Le parti conservateur était divisé. Une partie des conservateurs, dirigée par l’ancien Premier ministre Edward Heath, appelait à soutenir la politique du gouvernement travailliste, à l'opposé de Margaret Thatcher, chef du parti conservateur depuis quatre ans, qui critiquait les grèves et appelait à la fin de l'ingérence gouvernementale dans les négociations entre salariés et patrons et à celle du contrôle des prix. Elle soutenait que la hausse du niveau de vie n'était possible que par une hausse de la productivité, ce qu’empêchait justement les politiques travaillistes et les pratiques syndicales.
Au total, les grèves de l’hiver 1978-1979 modifièrent profondément les intentions de vote. La campagne du Parti conservateur reprit le titre du Sun « Crisis? What Crisis? », lu à la télévision de manière de plus en plus désespérée à mesure qu'étaient diffusées des images montrant les montagnes d’ordures, les usines fermées, les piquets devant les hôpitaux et les cimetières fermés à clé.
Le 3 mai 1979, Margaret Thatcher conduisit les conservateurs à leur plus importante victoire de l'après-guerre, avec 43,9 % des voix et 339 élus, contre 36,9 % et 269 élus aux travaillistes…
Moved by the Iron Lady
Au cours d’un long trajet aérien, j’ai eu récemment la chance de voir le film « Iron Lady » qui donne une représentation de la vie de Margaret Thatcher.
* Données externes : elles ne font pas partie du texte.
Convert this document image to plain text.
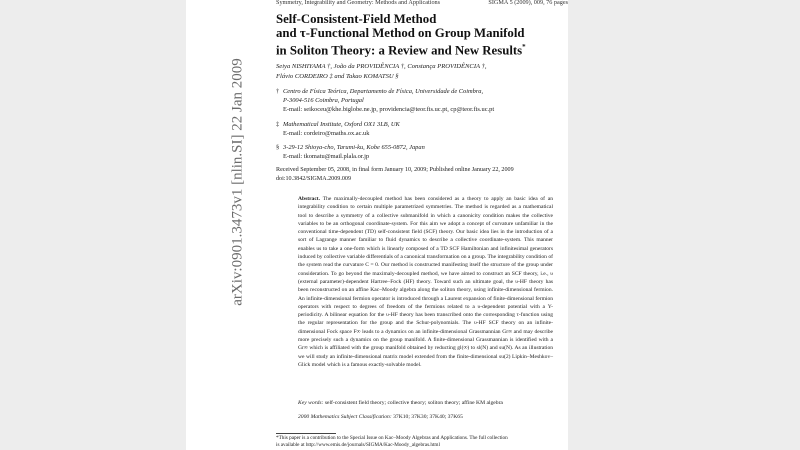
arXiv:0901.3473v1 [nlin.SI] 22 Jan 2009
Symmetry, Integrability and Geometry: Methods and Applications	SIGMA 5 (2009), 009, 76 pages
Self-Consistent-Field Method
and τ-Functional Method on Group Manifold
in Soliton Theory: a Review and New Results*
Seiya NISHIYAMA †, João da PROVIDÊNCIA †, Constança PROVIDÊNCIA †,
Flávio CORDEIRO ‡ and Takao KOMATSU §
† Centro de Física Teórica, Departamento de Física, Universidade de Coimbra,
P-3004-516 Coimbra, Portugal
E-mail: seikoceu@khe.biglobe.ne.jp, providencia@teor.fis.uc.pt, cp@teor.fis.uc.pt
‡ Mathematical Institute, Oxford OX1 3LB, UK
E-mail: cordeiro@maths.ox.ac.uk
§ 3-29-12 Shioya-cho, Tarumi-ku, Kobe 655-0872, Japan
E-mail: tkomatu@mail.plala.or.jp
Received September 05, 2008, in final form January 10, 2009; Published online January 22, 2009
doi:10.3842/SIGMA.2009.009
Abstract. The maximally-decoupled method has been considered as a theory to apply an basic idea of an integrability condition to certain multiple parametrized symmetries. The method is regarded as a mathematical tool to describe a symmetry of a collective submanifold in which a canonicity condition makes the collective variables to be an orthogonal coordinate-system. For this aim we adopt a concept of curvature unfamiliar in the conventional time-dependent (TD) self-consistent field (SCF) theory. Our basic idea lies in the introduction of a sort of Lagrange manner familiar to fluid dynamics to describe a collective coordinate-system. This manner enables us to take a one-form which is linearly composed of a TD SCF Hamiltonian and infinitesimal generators induced by collective variable differentials of a canonical transformation on a group. The integrability condition of the system read the curvature C = 0. Our method is constructed manifesting itself the structure of the group under consideration. To go beyond the maximaly-decoupled method, we have aimed to construct an SCF theory, i.e., υ (external parameter)-dependent Hartree–Fock (HF) theory. Toward such an ultimate goal, the υ-HF theory has been reconstructed on an affine Kac–Moody algebra along the soliton theory, using infinite-dimensional fermion. An infinite-dimensional fermion operator is introduced through a Laurent expansion of finite-dimensional fermion operators with respect to degrees of freedom of the fermions related to a υ-dependent potential with a Υ-periodicity. A bilinear equation for the υ-HF theory has been transcribed onto the corresponding τ-function using the regular representation for the group and the Schur-polynomials. The υ-HF SCF theory on an infinite-dimensional Fock space F∞ leads to a dynamics on an infinite-dimensional Grassmannian Gr∞ and may describe more precisely such a dynamics on the group manifold. A finite-dimensional Grassmannian is identified with a Gr∞ which is affiliated with the group manifold obtained by reducting gl(∞) to sl(N) and su(N). As an illustration we will study an infinite-dimensional matrix model extended from the finite-dimensional su(2) Lipkin–Meshkov–Glick model which is a famous exactly-solvable model.
Key words: self-consistent field theory; collective theory; soliton theory; affine KM algebra
2000 Mathematics Subject Classification: 37K10; 37K30; 37K40; 37K65
*This paper is a contribution to the Special Issue on Kac–Moody Algebras and Applications. The full collection
is available at http://www.emis.de/journals/SIGMA/Kac-Moody_algebras.html
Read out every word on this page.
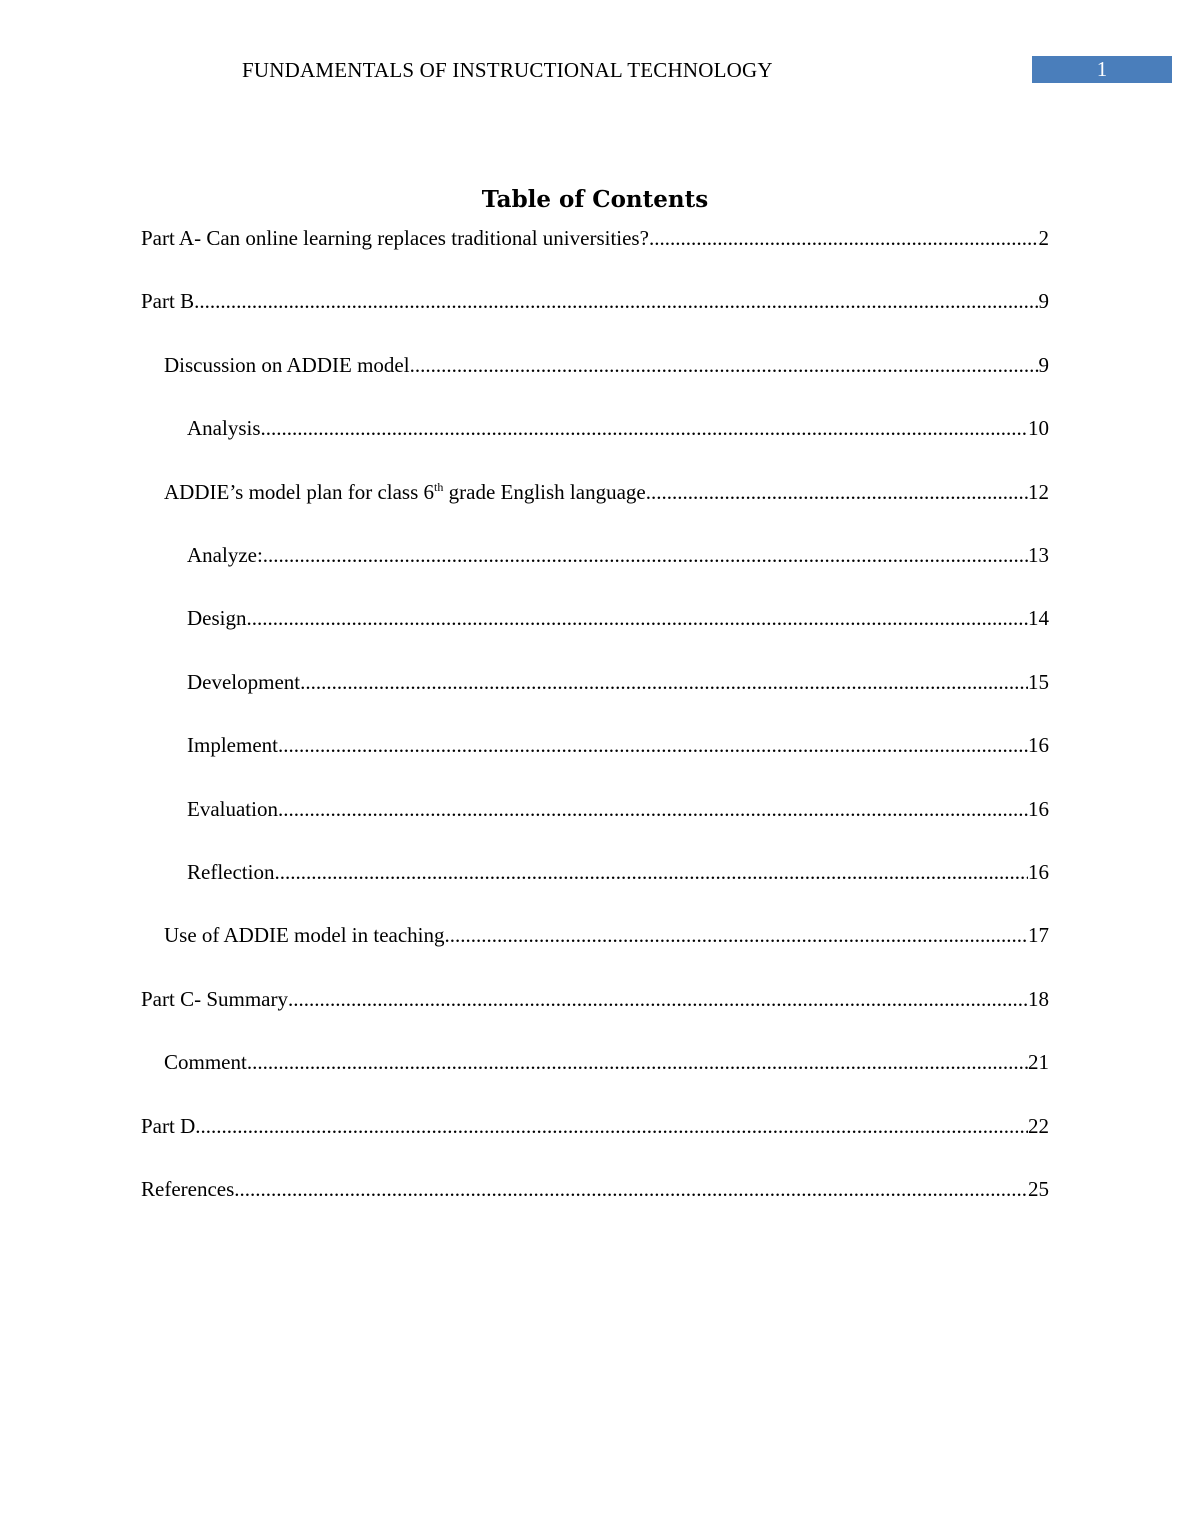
FUNDAMENTALS OF INSTRUCTIONAL TECHNOLOGY	1
Table of Contents
Part A- Can online learning replaces traditional universities? .....	2
Part B .....	9
Discussion on ADDIE model .....	9
Analysis .....	10
ADDIE’s model plan for class 6th grade English language .....	12
Analyze: .....	13
Design .....	14
Development .....	15
Implement .....	16
Evaluation .....	16
Reflection .....	16
Use of ADDIE model in teaching .....	17
Part C- Summary .....	18
Comment .....	21
Part D .....	22
References .....	25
J’avoue que le film m’a tiré des larmes, oui des larmes, lorsqu’il montre la faiblesse insigne de cette femme atteinte de la maladie d’Alzheimer, tellement loin de l’image triomphante de celle qui fut la Dame de Fer. Sic transit gloria mundi. Comme la faiblesse est proche de la force, aussi assurée parait-elle en l’instant!
L'objet du film est de cerner la personnalité de Margaret Thatcher et de montrer les conditions dans lesquelles elle a exercé ses tâches de Premier Ministre. Son fil conducteur est constitué par la mémoire de Maggie, qui va et vient entre ses années de grandeur et le crépuscule de sa vie actuelle. Saluons la fine mise en scène de Phillyda Lloyd et la remarquable performance de Meryl Streep qui a su incarner Margaret Thatcher de saisissante manière.
Encore qu’ « Iron Lady » soit avant tout un film sur la solitude, l'isolement et la vieillesse, j’aurais été fortement déçu que les critiques bobos aient trouvé le film à leur goût. En effet, rien dans ce film ne pouvait leur plaire, ni le sujet, ni l’héroïne du film, ni le courage. Heureusement, aucun d’eux ne l’a aimé…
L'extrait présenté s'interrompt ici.